22.4.11
19th Century Philosophers: John Stuart Mill (1806-1873)
G. Exceptions to Individual Freedom (From On Liberty and Principles of Political Economy)
While we may ordinarily presume that individuals are their own best judges of their best interests, this presumption does not hold for children, the mentally ill, and the mentally deficient. There can be some societies so backward and barbarous as to be incapable of benefiting from individual freedom in which case despotism is suitable for them at least until they achieve a higher level of development. A more advanced society, in its relations with these backward ones, has an obligation to foster those conditions allowing for eventually assumption of individual freedoms by the persons in these “backward” societies.

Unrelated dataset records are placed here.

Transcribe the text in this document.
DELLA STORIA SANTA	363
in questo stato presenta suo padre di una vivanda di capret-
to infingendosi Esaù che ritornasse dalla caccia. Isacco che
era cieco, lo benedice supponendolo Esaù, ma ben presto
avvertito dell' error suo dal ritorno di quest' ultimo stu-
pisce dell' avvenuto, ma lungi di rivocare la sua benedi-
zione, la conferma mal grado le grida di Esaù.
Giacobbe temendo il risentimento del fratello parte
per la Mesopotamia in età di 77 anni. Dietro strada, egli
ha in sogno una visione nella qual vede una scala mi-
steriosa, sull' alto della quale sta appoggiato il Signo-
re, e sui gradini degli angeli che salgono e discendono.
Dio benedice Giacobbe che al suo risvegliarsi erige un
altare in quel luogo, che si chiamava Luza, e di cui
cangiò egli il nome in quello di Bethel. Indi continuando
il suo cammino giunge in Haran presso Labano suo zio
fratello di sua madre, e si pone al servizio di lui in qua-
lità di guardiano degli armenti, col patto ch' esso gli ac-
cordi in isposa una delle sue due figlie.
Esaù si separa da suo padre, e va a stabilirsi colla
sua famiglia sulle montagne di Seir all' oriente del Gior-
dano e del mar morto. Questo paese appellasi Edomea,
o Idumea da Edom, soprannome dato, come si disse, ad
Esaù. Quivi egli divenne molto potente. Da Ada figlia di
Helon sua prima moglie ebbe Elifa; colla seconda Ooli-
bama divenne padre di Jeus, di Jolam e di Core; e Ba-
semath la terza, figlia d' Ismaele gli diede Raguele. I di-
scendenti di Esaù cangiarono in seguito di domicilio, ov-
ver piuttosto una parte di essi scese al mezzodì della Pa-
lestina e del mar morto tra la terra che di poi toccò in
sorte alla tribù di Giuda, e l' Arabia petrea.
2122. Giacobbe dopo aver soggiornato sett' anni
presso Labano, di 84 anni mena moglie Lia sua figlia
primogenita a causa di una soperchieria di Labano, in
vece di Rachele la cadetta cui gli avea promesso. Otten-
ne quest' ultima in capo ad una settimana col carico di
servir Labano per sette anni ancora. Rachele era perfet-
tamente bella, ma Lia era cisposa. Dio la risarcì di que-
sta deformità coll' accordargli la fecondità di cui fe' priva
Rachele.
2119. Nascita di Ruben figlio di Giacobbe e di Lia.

Another exception to the granting of individual freedom occurs when a person uses this freedom to become a slave for “the principle of freedom cannot require that he should be free not to be free.”

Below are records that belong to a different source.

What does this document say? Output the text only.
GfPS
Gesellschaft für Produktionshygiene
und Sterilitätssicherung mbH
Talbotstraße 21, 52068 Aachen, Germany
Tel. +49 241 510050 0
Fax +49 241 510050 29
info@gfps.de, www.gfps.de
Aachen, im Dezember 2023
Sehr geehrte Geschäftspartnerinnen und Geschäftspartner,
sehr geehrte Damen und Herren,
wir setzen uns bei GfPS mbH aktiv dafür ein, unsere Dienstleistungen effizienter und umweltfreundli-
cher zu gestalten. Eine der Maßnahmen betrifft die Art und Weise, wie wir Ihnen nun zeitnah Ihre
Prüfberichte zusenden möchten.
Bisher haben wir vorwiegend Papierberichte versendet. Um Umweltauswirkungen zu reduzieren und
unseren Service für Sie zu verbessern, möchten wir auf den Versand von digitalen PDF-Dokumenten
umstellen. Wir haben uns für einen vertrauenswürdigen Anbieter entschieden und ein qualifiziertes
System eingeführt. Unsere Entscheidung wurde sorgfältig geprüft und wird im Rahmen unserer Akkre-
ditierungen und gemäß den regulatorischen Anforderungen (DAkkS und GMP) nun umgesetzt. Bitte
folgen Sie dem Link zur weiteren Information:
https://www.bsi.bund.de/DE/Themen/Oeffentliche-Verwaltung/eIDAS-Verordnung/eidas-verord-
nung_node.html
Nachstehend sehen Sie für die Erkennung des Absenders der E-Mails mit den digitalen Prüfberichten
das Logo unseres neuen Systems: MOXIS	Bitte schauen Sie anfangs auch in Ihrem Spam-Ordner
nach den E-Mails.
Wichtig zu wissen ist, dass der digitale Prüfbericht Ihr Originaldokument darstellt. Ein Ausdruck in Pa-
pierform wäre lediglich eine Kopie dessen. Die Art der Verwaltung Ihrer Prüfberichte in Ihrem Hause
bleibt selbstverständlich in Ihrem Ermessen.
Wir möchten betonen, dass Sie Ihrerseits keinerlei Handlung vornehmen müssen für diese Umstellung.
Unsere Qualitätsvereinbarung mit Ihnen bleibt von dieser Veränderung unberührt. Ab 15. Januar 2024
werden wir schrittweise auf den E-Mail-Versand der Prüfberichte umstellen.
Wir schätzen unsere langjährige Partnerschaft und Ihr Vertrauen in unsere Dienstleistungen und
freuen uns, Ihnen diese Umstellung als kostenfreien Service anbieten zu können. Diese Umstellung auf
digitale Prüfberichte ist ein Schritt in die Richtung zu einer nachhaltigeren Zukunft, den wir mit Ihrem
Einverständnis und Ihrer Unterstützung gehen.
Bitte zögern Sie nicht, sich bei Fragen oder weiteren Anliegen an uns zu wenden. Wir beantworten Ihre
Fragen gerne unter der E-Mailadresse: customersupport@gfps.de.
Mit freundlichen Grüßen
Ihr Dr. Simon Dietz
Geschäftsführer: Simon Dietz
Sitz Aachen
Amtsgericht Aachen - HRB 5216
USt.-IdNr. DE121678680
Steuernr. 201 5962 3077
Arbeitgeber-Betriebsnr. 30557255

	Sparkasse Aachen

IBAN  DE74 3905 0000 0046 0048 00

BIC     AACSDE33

An exception may be made where someone enters freely into an irrevocable contract at a time when it may not be possible to foresee the consequences in the distant future clearly. In Principles of Political Economy, he says:
The practical maxim of leaving contracts free, is not applicable without great limitations in case of engagements in perpetuity; and the law should be extremely jealous of such engagements; should refuse its sanction to them when the obligations they impose are such as the contracting party cannot be a competent judge of, if it ever does sanction them, it should take possible security for their being contracted with foresight and deliberation; and in compensation for not permitting the parties themselves to revoke their engagement, should grant them a release from it, on a sufficient case being made out before an impartial authority. These considerations are eminently applicable to marriage, the most import of all cases of engagement for life.”